San Diego-based Sempra Energy’s two utilities, Southern California Gas Co. and San Diego Gas, which operate an intrastate gas transmission system in the southern half of California, face the prospect of additional hydrostatic pressure testing on several hundred miles of transmission pipeline to verify past testing to support current operating pressures, according to the California Public Utilities Commission (CPUC) Consumer Protection and Safety Division. The CPUC, in part reacting to Pacific Gas & Electric‘s pipeline explosion in San Bruno, CA, last September, is asking Sempra utilities to validate the maximum allowable operating pressure of each pipeline segment passing through high-consequence, or heavily populated, areas.

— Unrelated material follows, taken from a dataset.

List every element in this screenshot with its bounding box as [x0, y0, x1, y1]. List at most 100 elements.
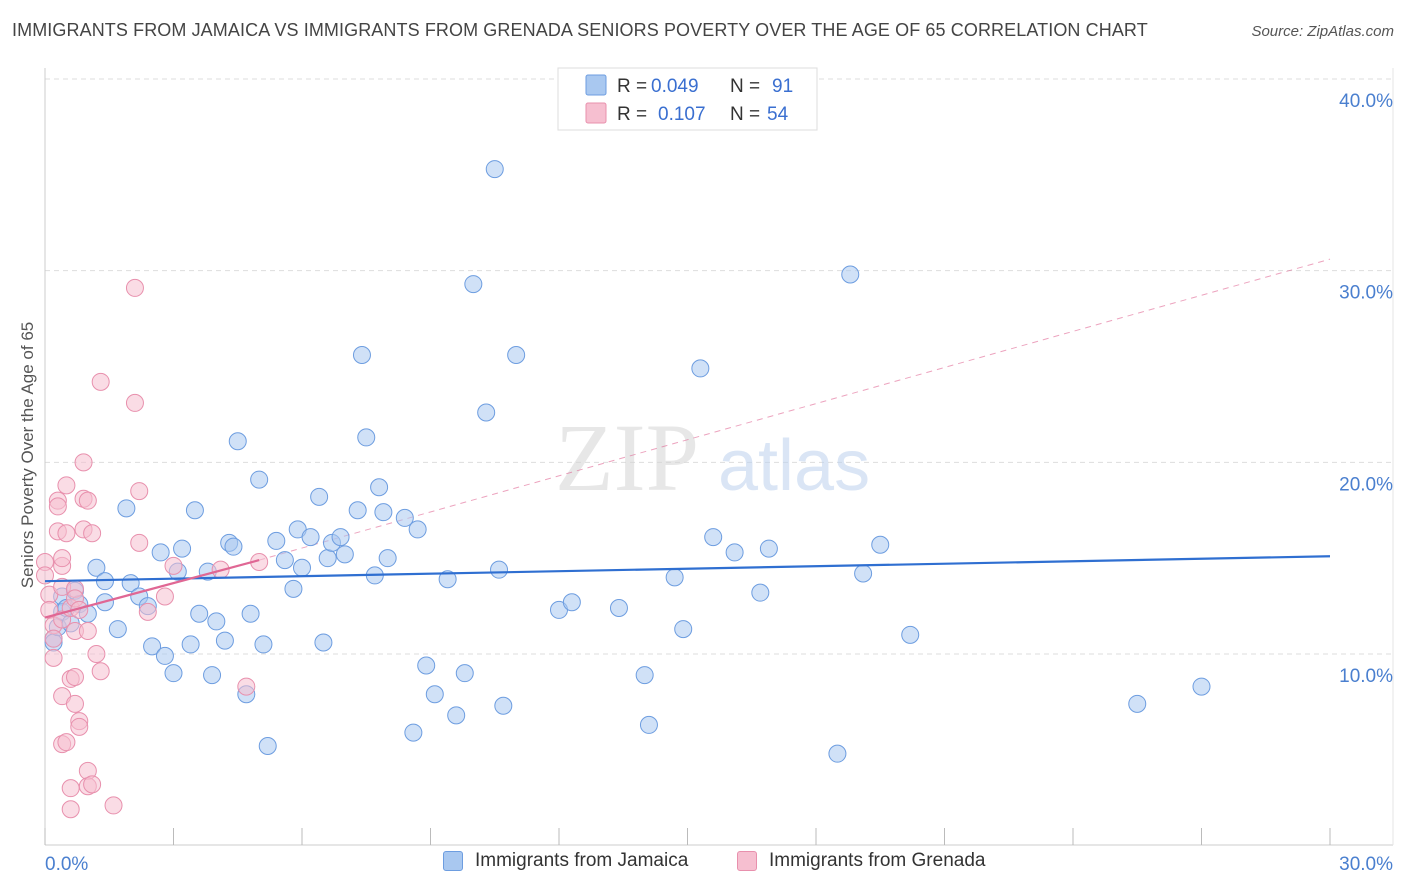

Senior Calpine Corp. officials said heavy rainfall in the West is producing potential record hydroelectric supplies that are impacting natural gas-fired power plant operations in California. “Hydroelectric production more than doubled in the first quarter, compared with the same period in 2010,” cutting the amount of hours for running gas-fired plants said Calpine COO Thad Hill. Run hours were down, but profits were higher quarter over quarter on the fewer hours. “We don’t see any long-term implications from this; it was just a matter of extraordinary weather conditions,” Hill said. He expects a return to more “near-normal weather conditions” in 2012-13. For the second quarter and the remainder of this year, Hill said above-normal hydro conditions will continue. A lot of California’s water will run out in the second quarter, Hill said. But he noted that the excess hydro in the Pacific Northwest will continue into the summer and some of that power could come down to California, where Calpine has its large concentration of gas-fired and geothermal power plants.